The infractions were issued against the Pescaberbes Dos on Feb. 3rd, although they were only made public on the federal Department of Fisheries and Oceans website in mid April.

That said, DFO is getting better at reporting illegal fishing. Read here.

Still, details of the latest infractions – the first of 2012 – are scarce.

An inspection determined that 134.7 tonnes of “product” (no mention of the particular fish species) aboard the Spanish ship wasn’t properly labelled.

It was also determined that 30.2 tonnes of turbot was not marked as having been caught on the Grand Banks.

In the past, foreign trawlers have tried to pass off fish caught on the Grand Banks as fish that had been caught elsewhere in the world’s oceans as a way to sidestep NAFO rules.

The Northwest Atlantic Fisheries Organization monitors fishing outside Canada’s 200-mile limit, but it’s generally seen as toothless, unable to enforce the quotas it sets.

My office is in the process of contacting DFO to formally request further details on the infractions.

In other fishery news from Ottawa, Dr. Ken Frank, a scientist with DFO in Ottawa, held a lecture recently entitled, Recovery of North Atlantic groundfish: real or imagined? 

Frank stated clearly that while cod stocks on the Scotian Shelf off Nova Scotia have shown signs of recovery, stocks on the Grand Banks – most notably, the northern cod zone, which takes in the waters off the northeast coast of Newfoundland and Labrador - remain in desperate shape.

It’s probably safe to say that illegal foreign fishing has hampered recovery.

Leading Canadian fishery scientist Dr.
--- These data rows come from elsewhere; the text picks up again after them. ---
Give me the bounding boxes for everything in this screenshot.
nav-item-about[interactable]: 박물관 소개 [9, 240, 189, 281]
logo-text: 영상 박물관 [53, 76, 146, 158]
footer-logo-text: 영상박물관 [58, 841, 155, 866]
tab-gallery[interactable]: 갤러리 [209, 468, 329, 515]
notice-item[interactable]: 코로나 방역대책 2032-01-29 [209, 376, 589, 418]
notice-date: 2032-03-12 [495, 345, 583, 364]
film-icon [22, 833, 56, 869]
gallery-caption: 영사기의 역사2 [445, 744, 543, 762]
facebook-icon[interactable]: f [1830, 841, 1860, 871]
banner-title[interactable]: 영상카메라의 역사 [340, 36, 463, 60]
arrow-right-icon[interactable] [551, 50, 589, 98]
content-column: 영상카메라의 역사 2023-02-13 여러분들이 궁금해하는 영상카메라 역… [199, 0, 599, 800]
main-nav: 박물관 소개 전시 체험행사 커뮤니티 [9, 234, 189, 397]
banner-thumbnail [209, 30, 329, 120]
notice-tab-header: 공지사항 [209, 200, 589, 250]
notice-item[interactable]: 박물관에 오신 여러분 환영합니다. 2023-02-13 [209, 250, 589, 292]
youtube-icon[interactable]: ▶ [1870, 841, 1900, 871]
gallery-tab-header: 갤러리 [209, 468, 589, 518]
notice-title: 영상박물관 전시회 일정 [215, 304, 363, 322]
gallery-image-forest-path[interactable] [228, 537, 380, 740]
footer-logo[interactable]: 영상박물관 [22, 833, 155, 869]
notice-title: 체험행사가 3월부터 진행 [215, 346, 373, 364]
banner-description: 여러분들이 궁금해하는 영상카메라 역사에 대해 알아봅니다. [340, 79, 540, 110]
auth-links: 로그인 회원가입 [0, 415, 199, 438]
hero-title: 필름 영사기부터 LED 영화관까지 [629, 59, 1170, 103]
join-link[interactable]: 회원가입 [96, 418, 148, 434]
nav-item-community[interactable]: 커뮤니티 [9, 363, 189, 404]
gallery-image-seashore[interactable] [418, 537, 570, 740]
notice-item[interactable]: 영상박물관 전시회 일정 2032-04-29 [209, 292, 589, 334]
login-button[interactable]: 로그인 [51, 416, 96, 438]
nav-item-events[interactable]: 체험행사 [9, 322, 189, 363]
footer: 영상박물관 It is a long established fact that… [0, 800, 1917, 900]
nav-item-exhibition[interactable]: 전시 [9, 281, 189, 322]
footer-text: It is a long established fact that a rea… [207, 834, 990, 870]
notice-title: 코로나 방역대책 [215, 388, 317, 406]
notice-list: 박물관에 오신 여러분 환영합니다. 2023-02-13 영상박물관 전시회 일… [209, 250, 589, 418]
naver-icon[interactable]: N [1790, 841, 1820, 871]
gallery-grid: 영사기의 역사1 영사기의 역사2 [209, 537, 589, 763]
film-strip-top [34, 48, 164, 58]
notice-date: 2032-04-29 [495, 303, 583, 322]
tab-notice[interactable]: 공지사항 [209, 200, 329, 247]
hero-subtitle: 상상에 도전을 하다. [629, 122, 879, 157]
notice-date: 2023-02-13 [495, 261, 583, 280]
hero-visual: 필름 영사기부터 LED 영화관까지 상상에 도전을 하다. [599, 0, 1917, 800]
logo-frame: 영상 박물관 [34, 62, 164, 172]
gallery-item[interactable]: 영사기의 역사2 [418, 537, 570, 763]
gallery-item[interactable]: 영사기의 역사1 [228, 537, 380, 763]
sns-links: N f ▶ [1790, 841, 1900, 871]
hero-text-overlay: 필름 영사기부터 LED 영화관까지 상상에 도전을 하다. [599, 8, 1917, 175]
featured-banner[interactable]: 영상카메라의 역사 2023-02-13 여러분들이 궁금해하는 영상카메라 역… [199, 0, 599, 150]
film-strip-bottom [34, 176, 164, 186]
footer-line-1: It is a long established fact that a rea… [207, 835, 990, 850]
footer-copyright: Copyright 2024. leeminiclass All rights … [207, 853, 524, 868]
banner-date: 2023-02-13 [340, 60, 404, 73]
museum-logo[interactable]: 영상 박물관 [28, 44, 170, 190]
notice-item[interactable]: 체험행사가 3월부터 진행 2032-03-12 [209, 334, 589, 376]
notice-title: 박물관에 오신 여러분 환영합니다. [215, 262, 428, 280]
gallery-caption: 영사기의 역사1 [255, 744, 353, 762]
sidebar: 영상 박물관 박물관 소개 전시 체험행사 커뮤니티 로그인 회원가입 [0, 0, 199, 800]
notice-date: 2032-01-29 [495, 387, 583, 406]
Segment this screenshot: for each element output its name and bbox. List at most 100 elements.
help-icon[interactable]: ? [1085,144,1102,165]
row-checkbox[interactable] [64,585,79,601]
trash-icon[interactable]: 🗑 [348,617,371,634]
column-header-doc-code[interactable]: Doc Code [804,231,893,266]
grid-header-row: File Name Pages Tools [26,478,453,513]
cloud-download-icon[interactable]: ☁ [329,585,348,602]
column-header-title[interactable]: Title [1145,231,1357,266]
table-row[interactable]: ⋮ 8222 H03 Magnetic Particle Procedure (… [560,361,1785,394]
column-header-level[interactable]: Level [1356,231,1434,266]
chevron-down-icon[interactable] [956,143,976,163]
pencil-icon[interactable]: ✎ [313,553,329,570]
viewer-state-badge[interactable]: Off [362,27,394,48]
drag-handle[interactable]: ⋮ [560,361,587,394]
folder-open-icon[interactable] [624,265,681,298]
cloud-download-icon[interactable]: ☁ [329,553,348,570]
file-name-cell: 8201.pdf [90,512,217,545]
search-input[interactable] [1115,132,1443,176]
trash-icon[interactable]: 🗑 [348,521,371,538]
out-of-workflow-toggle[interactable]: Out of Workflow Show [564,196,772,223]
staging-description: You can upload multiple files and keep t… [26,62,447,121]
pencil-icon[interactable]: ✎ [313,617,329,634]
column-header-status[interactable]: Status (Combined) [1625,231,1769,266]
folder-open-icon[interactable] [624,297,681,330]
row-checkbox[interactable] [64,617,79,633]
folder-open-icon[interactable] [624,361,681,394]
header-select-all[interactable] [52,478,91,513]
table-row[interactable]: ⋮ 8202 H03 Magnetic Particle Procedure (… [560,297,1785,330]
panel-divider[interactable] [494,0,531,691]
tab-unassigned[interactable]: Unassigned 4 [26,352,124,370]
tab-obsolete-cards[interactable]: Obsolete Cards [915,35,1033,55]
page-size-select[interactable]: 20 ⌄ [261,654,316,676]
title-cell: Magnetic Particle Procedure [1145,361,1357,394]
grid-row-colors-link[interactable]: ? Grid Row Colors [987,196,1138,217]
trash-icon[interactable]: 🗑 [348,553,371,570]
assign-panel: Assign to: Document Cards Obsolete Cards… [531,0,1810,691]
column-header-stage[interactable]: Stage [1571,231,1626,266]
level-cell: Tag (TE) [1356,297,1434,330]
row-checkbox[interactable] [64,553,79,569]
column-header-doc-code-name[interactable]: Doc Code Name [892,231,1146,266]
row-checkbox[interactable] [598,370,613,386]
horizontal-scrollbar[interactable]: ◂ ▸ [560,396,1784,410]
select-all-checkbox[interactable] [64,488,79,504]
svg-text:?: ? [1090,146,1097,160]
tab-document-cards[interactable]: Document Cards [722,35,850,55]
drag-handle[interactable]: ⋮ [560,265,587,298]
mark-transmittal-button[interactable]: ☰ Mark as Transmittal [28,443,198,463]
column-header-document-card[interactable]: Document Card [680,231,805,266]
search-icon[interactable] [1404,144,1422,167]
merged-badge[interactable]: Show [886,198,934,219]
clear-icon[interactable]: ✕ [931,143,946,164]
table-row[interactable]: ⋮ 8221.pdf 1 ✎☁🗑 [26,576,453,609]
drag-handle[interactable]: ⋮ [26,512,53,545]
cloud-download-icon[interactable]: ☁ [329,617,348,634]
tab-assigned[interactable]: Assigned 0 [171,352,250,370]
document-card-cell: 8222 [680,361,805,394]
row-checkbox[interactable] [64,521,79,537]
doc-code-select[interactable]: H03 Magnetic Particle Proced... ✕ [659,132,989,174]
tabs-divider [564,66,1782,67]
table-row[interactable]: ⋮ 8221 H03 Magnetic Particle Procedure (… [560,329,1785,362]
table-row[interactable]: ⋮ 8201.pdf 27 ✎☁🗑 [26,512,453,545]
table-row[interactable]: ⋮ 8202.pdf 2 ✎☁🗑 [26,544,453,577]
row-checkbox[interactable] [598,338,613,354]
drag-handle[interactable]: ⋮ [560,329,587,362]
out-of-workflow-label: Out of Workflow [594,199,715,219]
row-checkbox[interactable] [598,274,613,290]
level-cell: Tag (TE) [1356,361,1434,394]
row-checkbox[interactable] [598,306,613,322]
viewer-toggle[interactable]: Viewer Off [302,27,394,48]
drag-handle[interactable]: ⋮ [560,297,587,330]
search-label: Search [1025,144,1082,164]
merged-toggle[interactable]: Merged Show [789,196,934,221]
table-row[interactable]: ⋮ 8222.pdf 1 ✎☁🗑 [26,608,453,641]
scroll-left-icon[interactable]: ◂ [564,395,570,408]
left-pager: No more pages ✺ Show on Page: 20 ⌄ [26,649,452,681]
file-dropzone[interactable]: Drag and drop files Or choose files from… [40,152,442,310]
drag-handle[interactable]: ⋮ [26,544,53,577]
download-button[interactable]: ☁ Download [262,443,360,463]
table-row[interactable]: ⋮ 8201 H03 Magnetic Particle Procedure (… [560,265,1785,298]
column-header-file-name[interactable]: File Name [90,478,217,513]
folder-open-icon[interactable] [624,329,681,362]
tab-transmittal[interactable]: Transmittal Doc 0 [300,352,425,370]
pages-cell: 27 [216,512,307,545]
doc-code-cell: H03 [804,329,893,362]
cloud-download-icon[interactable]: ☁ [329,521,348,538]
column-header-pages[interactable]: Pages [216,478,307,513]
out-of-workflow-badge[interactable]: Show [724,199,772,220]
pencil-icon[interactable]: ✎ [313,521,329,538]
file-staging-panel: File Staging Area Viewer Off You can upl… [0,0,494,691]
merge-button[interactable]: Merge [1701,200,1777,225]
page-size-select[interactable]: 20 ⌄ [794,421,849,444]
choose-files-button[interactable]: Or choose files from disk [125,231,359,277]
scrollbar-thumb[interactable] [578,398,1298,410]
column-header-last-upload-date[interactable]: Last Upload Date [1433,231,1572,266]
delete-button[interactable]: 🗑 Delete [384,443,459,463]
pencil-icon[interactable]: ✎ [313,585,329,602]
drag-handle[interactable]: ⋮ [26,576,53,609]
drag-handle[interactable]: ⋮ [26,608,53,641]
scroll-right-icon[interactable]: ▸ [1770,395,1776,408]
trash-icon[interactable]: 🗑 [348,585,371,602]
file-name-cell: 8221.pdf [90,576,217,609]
Jeffrey Hutchings recently called for an inquiry into the Newfoundland and Labrador fishery.

Hutchings, who recently chaired the Royal Society of Canada Expert Panel on Sustaining Canada`s Marine Biodiversity, said an inquiry is necessary to learn from the mistakes of the groundfish collapse so it never happens again, and to start the rebuilding process.

“Despite the collapse of northern cod and several other fish in the early 1990’s, these stocks still have no rebuilding plans, rebuilding timelines, or science-determined recovery targets,” said Dr. Hutchings.

“While other cod fisheries, such as Norway’s, have seen tremendous rebound, most of the stocks off Newfoundland and Labrador remain at critically low levels.”